Commentary: Teens are self-diagnosing mental health conditions with ‘predatory’ TikTok ads
Peppy influencers are sharing checklists of symptoms for OCD, dissociative identity disorder, autism and more, says the Financial Times’ Hannah Murphy.
SAN FRANCISCO: “Are you a woman who is spacey? Forgetful? Or chatty?” asks one advert on TikTok, portraying a teenage girl acting out these characteristics for the camera.
The text across the top of the screen explains that if so, you may have attention deficit hyperactivity disorder (ADHD). And that now is the time for you to “take control of your ADHD” – by seeking a consultation and medication from the company.
The advert, from San Francisco-based telehealth start-up Cerebral, is one of dozens on social media platforms such as TikTok and Instagram which encourage teens and young adults to self-diagnose with mental health conditions, offering expensive treatments as the solution.
The marketing tactics have been labelled “predatory” by watchdog groups, who argue they “oversimplify” health conditions and encourage misdiagnosis.
Recent complaints have prompted both TikTok and Instagram owner Meta to remove some ads from SoftBank-backed Cerebral – which launched in January 2020 and was recently valued at US$4.8 billion – on the basis that they constituted harmful medical misinformation.
Cerebral told the Financial Times it would start reviewing its ads more closely in future and that it had “removed all ads of concern” at the time. “We are listening to the feedback received from the media and the market,” it said.
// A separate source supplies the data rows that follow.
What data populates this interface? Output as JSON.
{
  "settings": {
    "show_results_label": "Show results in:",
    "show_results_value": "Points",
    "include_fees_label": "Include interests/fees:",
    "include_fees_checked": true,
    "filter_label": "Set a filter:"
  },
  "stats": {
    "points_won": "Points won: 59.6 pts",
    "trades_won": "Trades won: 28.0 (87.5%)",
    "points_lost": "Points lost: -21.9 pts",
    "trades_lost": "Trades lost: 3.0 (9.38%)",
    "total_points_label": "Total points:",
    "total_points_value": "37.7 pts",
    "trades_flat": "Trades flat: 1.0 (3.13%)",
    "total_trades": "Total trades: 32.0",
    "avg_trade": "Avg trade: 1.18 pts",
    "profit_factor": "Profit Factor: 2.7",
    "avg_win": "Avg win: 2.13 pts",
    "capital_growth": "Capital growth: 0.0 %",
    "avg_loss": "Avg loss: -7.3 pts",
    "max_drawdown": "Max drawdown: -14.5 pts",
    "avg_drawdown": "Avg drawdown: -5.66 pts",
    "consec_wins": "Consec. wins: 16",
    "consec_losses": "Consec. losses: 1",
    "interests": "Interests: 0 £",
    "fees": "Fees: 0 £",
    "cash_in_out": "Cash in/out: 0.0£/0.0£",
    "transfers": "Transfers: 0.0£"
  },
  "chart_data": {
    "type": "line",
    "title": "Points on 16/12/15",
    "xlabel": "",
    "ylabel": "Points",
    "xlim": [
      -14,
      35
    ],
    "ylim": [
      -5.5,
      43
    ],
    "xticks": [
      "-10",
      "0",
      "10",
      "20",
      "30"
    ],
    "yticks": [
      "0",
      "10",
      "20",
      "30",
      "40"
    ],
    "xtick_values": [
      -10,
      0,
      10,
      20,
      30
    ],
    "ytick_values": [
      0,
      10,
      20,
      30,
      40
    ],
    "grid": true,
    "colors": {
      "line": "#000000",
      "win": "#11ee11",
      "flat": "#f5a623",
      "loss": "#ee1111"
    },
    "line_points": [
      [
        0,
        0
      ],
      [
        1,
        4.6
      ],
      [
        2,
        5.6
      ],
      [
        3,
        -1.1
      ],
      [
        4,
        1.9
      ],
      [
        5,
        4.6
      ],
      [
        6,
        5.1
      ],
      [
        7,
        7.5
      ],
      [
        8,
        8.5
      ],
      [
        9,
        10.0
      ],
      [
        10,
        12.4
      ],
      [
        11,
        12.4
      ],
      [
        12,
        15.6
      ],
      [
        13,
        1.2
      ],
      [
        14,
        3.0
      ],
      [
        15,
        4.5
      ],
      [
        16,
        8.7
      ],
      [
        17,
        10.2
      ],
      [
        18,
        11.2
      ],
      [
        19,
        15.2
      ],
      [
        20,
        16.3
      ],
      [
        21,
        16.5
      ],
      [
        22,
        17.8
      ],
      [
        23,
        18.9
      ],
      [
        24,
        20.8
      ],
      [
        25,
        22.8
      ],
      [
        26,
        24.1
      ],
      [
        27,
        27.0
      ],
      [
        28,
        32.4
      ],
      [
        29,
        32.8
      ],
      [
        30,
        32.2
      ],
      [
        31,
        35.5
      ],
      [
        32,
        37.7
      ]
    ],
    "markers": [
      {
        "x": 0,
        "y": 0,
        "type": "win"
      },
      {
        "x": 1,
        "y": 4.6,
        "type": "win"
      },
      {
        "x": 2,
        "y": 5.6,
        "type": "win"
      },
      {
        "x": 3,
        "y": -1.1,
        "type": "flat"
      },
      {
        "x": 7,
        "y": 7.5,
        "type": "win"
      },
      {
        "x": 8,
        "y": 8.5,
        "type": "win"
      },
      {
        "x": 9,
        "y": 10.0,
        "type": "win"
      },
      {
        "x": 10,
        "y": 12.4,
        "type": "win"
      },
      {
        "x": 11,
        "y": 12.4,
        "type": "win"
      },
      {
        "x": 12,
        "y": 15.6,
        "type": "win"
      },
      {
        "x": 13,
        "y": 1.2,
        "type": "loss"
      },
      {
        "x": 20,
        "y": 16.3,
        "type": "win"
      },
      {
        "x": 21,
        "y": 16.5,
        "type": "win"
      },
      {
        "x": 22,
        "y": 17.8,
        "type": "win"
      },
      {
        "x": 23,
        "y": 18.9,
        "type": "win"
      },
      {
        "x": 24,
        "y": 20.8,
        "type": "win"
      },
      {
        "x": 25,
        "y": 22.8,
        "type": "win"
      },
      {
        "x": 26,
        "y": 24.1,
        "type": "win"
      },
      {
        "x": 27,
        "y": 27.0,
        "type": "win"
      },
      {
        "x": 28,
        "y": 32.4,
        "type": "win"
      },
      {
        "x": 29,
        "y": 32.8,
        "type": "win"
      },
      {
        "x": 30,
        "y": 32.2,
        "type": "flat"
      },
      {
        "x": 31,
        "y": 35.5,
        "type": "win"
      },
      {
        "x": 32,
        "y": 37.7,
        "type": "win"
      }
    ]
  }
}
Advertising aside, the phenomenon taps into a pandemic-fuelled explosion of mental health content. Peppy influencers sharing their checklists of symptoms have increasingly filled my feeds over the past two years, centring on conditions such as obsessive-compulsive disorder (OCD), dissociative identity disorder and autism.
Sizeable subcultures of sufferers have bubbled up: On TikTok, the hashtag ADHD has 10.6 billion views, anxiety has 13.1 billion, neurodivergent has nearly 3 billion.
‘MISLEADING’ VIDEOS ON MENTAL HEALTH CONDITIONS
These communities have forced more open discussions around mental health, helped to destigmatise conditions and increased awareness of diagnoses, particularly among those who may have little access to healthcare.
But in the freewheeling social media space, there are also huge challenges. Research published recently in the Canadian Journal of Psychiatry, analysing the top 100 most popular videos on TikTok about ADHD, found that 52 per cent of the videos were “misleading”.
In some cases, the videos mistakenly suggested that symptoms such as anxiety, anger and mood swings were specific only to ADHD.
Others provided incorrect information on the causes of ADHD or how to test for it (one presented an audio quiz as a diagnostic tool).
At its most harmless, self-diagnosis may spring from a teenage urge to rebel from the norm, or find common ground with a new peer group. There have even been cases of illness fakery, dubbed “Munchhausen by Internet”.
But more concerning are the implications for those who wrongly identify as having a particular condition. Psychologist Doreen Dodgen-Magee warns that as social media users focus on a single medical diagnosis, platform algorithms serve them endless content offering “strong confirmation bias” without any context.
Last year, this phenomenon played out with a rise in teen girls coming to doctors’ offices with tics, which were attributed in part to TikTok.
According to a letter published in the British Medical Journal, young sufferers “report that they gain peer support, recognition and a sense of belonging from this exposure. This attention and support may be inadvertently reinforcing and maintaining symptoms”.
Some have called this the “horoscope effect” – essentially a self-fulfilling prophecy.
NEED TO POLICE MEDICAL ADVERTISING ON SOCIAL MEDIA
Where there are TikTok trends, advertisers are not far behind. Medical brands mimic influencer posts in tone and format. TikTok says it “removes advertising that encourages self-diagnosis or aims to discourage seeking proper medical advice from a health professional”.
But enforcement is clearly patchy. Olivia Little, senior researcher at non-profit Media Matters, says vulnerable users are easily exploited by opportunistic companies which charge not just for a consultation, but for auto-enrolled monthly medication subscriptions.
For all the flaws of the healthcare system, it is clear social media platforms need to police both medical advertising and user-generated content more carefully – and tame the algorithms which feed on them.
Advertisers are “taking advantage of a barrier to psychiatric services in the US in particular”, Little points out. “They are trying to exploit this diagnosis gap.”